One of the most gruelling aspects of Mauricio Pereria’s experience was this repetition. “Every day, I take the hooves off calves and suck out spinal cords,” he writes in his book, “hundreds of cattle, every day.”

The average person finds the idea of killing an animal that does not wish to die reprehensible. This is, of course, understandable: farmed animals are intelligent and kind creatures, most frequently seen in cute animal videos shared on social media. Cows, incredibly social and playful animals, are known to cry out for their young when they become aware of what is happening; Pigs are known to scream. 

But ignoring the violence behind meat production doesn’t make it go away.
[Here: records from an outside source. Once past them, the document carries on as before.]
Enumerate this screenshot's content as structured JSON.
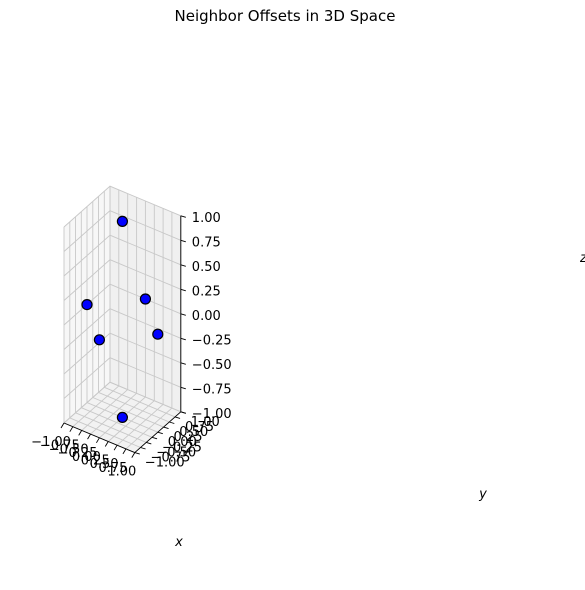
{
  "chart_data": {
    "type": "scatter",
    "projection": "3d",
    "title": "Neighbor Offsets in 3D Space",
    "xlabel": "x",
    "ylabel": "y",
    "zlabel": "z",
    "xlim": [
      -1.0,
      1.0
    ],
    "ylim": [
      -1.0,
      1.0
    ],
    "zlim": [
      -1.0,
      1.0
    ],
    "xticks": [
      "−1.00",
      "−0.75",
      "−0.50",
      "−0.25",
      "0.00",
      "0.25",
      "0.50",
      "0.75",
      "1.00"
    ],
    "yticks": [
      "−1.00",
      "−0.75",
      "−0.50",
      "−0.25",
      "0.00",
      "0.25",
      "0.50",
      "0.75",
      "1.00"
    ],
    "zticks": [
      "−1.00",
      "−0.75",
      "−0.50",
      "−0.25",
      "0.00",
      "0.25",
      "0.50",
      "0.75",
      "1.00"
    ],
    "grid": true,
    "marker_color": "#0000ff",
    "marker_edge_color": "#000000",
    "points": [
      {
        "x": -1,
        "y": 0,
        "z": 0
      },
      {
        "x": 1,
        "y": 0,
        "z": 0
      },
      {
        "x": 0,
        "y": -1,
        "z": 0
      },
      {
        "x": 0,
        "y": 1,
        "z": 0
      },
      {
        "x": 0,
        "y": 0,
        "z": -1
      },
      {
        "x": 0,
        "y": 0,
        "z": 1
      }
    ]
  }
}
Instead, the consumer pushes that burden of unwanted violence onto slaughterhouse workers, most of whom would be unwilling to do their job unless forced to. It’s an offset. A trauma offset. 
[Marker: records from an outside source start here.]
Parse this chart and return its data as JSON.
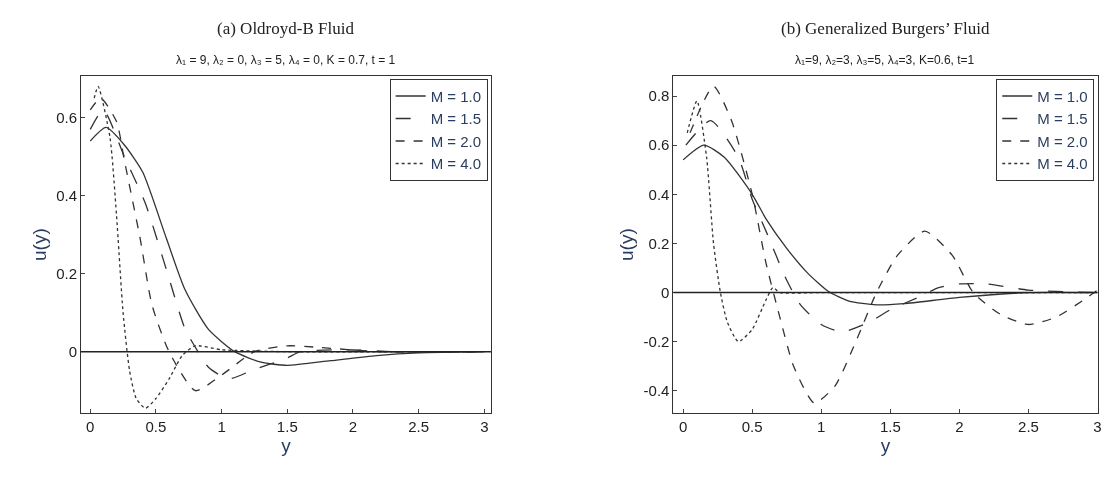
{
  "chart_data": [
    {
      "type": "line",
      "title": "(a) Oldroyd-B Fluid",
      "subtitle": "λ₁ = 9, λ₂ = 0, λ₃ = 5, λ₄ = 0, K = 0.7, t = 1",
      "xlabel": "y",
      "ylabel": "u(y)",
      "xlim": [
        -0.07,
        3.05
      ],
      "ylim": [
        -0.157,
        0.706
      ],
      "xticks": [
        0,
        0.5,
        1,
        1.5,
        2,
        2.5,
        3
      ],
      "yticks": [
        0,
        0.2,
        0.4,
        0.6
      ],
      "legend": "top right",
      "ref_lines": [
        {
          "axis": "y",
          "value": 0,
          "color": "#222222"
        }
      ],
      "series": [
        {
          "name": "M = 1.0",
          "color": "#333333",
          "line_style": "solid",
          "x": [
            0,
            0.12,
            0.26,
            0.4,
            0.58,
            0.72,
            0.9,
            1.1,
            1.3,
            1.5,
            1.83,
            2.18,
            2.5,
            3
          ],
          "values": [
            0.54,
            0.575,
            0.53,
            0.46,
            0.29,
            0.16,
            0.057,
            0,
            -0.027,
            -0.035,
            -0.023,
            -0.01,
            -0.003,
            0
          ]
        },
        {
          "name": "M = 1.5",
          "color": "#333333",
          "line_style": "dashed",
          "x": [
            0,
            0.1,
            0.26,
            0.42,
            0.58,
            0.72,
            0.82,
            0.9,
            1.05,
            1.26,
            1.49,
            1.6,
            1.95,
            2.3,
            3
          ],
          "values": [
            0.57,
            0.62,
            0.5,
            0.38,
            0.21,
            0.06,
            0,
            -0.04,
            -0.07,
            -0.044,
            -0.018,
            0,
            0.005,
            0,
            0
          ]
        },
        {
          "name": "M = 2.0",
          "color": "#333333",
          "line_style": "dashed",
          "x": [
            0,
            0.08,
            0.2,
            0.26,
            0.38,
            0.47,
            0.6,
            0.8,
            1.0,
            1.25,
            1.5,
            1.7,
            2.2,
            3
          ],
          "values": [
            0.62,
            0.65,
            0.59,
            0.49,
            0.29,
            0.12,
            0,
            -0.1,
            -0.06,
            0,
            0.015,
            0.012,
            0,
            0
          ]
        },
        {
          "name": "M = 4.0",
          "color": "#333333",
          "line_style": "dotted",
          "x": [
            0.03,
            0.06,
            0.15,
            0.2,
            0.25,
            0.3,
            0.35,
            0.42,
            0.5,
            0.6,
            0.7,
            0.8,
            1.0,
            1.5,
            3
          ],
          "values": [
            0.65,
            0.68,
            0.55,
            0.35,
            0.1,
            -0.05,
            -0.12,
            -0.145,
            -0.12,
            -0.07,
            -0.01,
            0.015,
            0.005,
            0,
            0
          ]
        }
      ]
    },
    {
      "type": "line",
      "title": "(b) Generalized Burgers’ Fluid",
      "subtitle": "λ₁=9, λ₂=3, λ₃=5, λ₄=3, K=0.6, t=1",
      "xlabel": "y",
      "ylabel": "u(y)",
      "xlim": [
        -0.07,
        3.0
      ],
      "ylim": [
        -0.49,
        0.88
      ],
      "xticks": [
        0,
        0.5,
        1,
        1.5,
        2,
        2.5,
        3
      ],
      "yticks": [
        -0.4,
        -0.2,
        0,
        0.2,
        0.4,
        0.6,
        0.8
      ],
      "legend": "top right",
      "ref_lines": [
        {
          "axis": "y",
          "value": 0,
          "color": "#222222"
        }
      ],
      "series": [
        {
          "name": "M = 1.0",
          "color": "#333333",
          "line_style": "solid",
          "x": [
            0,
            0.15,
            0.3,
            0.5,
            0.6,
            0.75,
            0.9,
            1.05,
            1.2,
            1.4,
            1.6,
            2.0,
            2.5,
            3
          ],
          "values": [
            0.54,
            0.6,
            0.55,
            0.4,
            0.3,
            0.18,
            0.08,
            0.005,
            -0.035,
            -0.05,
            -0.045,
            -0.02,
            0,
            0
          ]
        },
        {
          "name": "M = 1.5",
          "color": "#333333",
          "line_style": "dashed",
          "x": [
            0.02,
            0.2,
            0.4,
            0.5,
            0.6,
            0.75,
            0.85,
            1.0,
            1.15,
            1.35,
            1.5,
            1.7,
            1.85,
            2.0,
            2.2,
            2.5,
            3
          ],
          "values": [
            0.6,
            0.7,
            0.55,
            0.38,
            0.25,
            0.05,
            -0.05,
            -0.13,
            -0.16,
            -0.12,
            -0.07,
            -0.02,
            0.02,
            0.035,
            0.035,
            0.01,
            0
          ]
        },
        {
          "name": "M = 2.0",
          "color": "#333333",
          "line_style": "dashed",
          "x": [
            0.05,
            0.22,
            0.35,
            0.5,
            0.6,
            0.7,
            0.8,
            0.95,
            1.1,
            1.25,
            1.4,
            1.55,
            1.75,
            1.95,
            2.1,
            2.3,
            2.5,
            2.7,
            2.9,
            3.0
          ],
          "values": [
            0.65,
            0.84,
            0.7,
            0.4,
            0.12,
            -0.1,
            -0.3,
            -0.45,
            -0.38,
            -0.2,
            0,
            0.15,
            0.25,
            0.15,
            0,
            -0.09,
            -0.13,
            -0.1,
            -0.03,
            0.01
          ]
        },
        {
          "name": "M = 4.0",
          "color": "#333333",
          "line_style": "dotted",
          "x": [
            0.03,
            0.1,
            0.17,
            0.22,
            0.27,
            0.32,
            0.4,
            0.5,
            0.6,
            0.65,
            0.7,
            1.0,
            3
          ],
          "values": [
            0.65,
            0.78,
            0.55,
            0.2,
            0,
            -0.12,
            -0.2,
            -0.15,
            -0.03,
            0.02,
            0,
            0,
            0
          ]
        }
      ]
    }
  ]
}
“The worst thing, worse than the physical danger [of on-the-job accidents] is the emotional toll. Pigs down on the kill floor have come up and nuzzled me like a puppy. Two minutes later I had to kill them – beat them to death with a pipe. I can’t care.” - Ed Van Winkle, former slaughterhouse worker speaking at a Tyson Shareholders Meeting

Unlike other industries with massive workplace abuse, like Amazon warehouses or sweatshops, Mauricio Garcia no longer believes the meat industry is capable of being reformed; the act of killing is too cruel to make it psychologically tenable for any workers. This is of course, without mentioning the ethical concerns of animal subjugation and the devastating environmental impacts

The meat industry operates to feed consumer desire, but this desire can, over time, be redirected. In this way, there is power in consumerism. Individuals can lower or eliminate their meat consumption by switching to plant-based meat alternatives which are becoming more plentiful and cheaper by the day. They can also contribute to large-scale reform, such as Transfarmation (which seeks to assist agricultural workers as they shift from meat to plants) or Meeat (which helps meat processing plants pivot into, well, plant-processing plants).

Reform necessitates both a change in public perception about what is acceptable and a large-scale movement towards a more humane system. Both avenues are critical for improving the safety and well-being of workers in the agriculture industry, ensuring a more humane and equitable food system for all.